Bock also spoke about his perspective on meaningful use requirements and the patient engagement objectives.

“The subject of meaningful use – I once thought it would be a fad that would come in and then go away. To be honest, we are currently not taking any steps to capture any meaningful use,” he explained. “Although I could be potentially paying some small fees in penalties, it’s not enough of a penalty to make me change the style of our practice or what we’re currently doing to put more work on our administrative team or our clinicians.”

“What’s the value in a patient dialing in and viewing a completed note that I’d done? I think if another clinician would like to dial into my system and understand what it is that I’m doing, great! There’s value in that,” he clarified. “When it comes to patient communication, if they want to email me, text me, or have a portal into our software for notifications, I’m all in favor of that.”

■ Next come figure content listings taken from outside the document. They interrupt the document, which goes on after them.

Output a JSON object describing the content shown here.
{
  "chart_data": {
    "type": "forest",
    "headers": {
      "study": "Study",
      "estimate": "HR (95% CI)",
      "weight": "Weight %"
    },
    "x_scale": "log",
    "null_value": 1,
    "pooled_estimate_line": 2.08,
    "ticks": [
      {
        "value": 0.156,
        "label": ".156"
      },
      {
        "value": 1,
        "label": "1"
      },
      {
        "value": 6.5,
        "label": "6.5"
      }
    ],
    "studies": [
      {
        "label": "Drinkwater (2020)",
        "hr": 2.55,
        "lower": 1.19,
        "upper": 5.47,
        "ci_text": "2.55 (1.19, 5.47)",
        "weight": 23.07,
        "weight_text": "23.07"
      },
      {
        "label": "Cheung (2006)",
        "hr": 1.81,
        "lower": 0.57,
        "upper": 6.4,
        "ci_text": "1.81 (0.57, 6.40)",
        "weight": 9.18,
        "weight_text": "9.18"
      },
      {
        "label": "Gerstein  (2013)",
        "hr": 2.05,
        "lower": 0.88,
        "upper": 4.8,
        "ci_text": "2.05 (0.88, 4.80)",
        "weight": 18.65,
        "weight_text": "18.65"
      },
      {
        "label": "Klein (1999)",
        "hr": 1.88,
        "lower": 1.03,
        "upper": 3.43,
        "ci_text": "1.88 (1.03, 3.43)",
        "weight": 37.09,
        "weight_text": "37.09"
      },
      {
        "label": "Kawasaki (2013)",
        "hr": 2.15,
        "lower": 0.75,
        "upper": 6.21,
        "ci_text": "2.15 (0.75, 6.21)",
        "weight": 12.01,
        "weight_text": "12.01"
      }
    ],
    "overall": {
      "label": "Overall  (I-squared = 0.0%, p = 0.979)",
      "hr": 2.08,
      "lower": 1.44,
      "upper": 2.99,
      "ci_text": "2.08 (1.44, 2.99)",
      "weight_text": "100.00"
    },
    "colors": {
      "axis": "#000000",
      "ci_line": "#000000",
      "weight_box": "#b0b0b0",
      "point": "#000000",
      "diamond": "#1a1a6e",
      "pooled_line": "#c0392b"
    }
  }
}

With a handful of new bills being introduced into the House of Representatives looking to delay or even put an end to the coming ICD-10 transition, Bock discussed how postponing the ICD-10 implementation deadline was unnecessary.

“We are one of the last industrialized nations to implement the ICD-10 process. There’s lots of countries across the world that are using ICD-10 and we are not,” he concluded. “I’m ready to go. Our team is ready to go, but if I have to wait to get paid three to four to six months because I send in a claim with a different code and [insurance companies] are not able to process it and kick back nothing but denials for six months, that’ll put healthcare out of business.”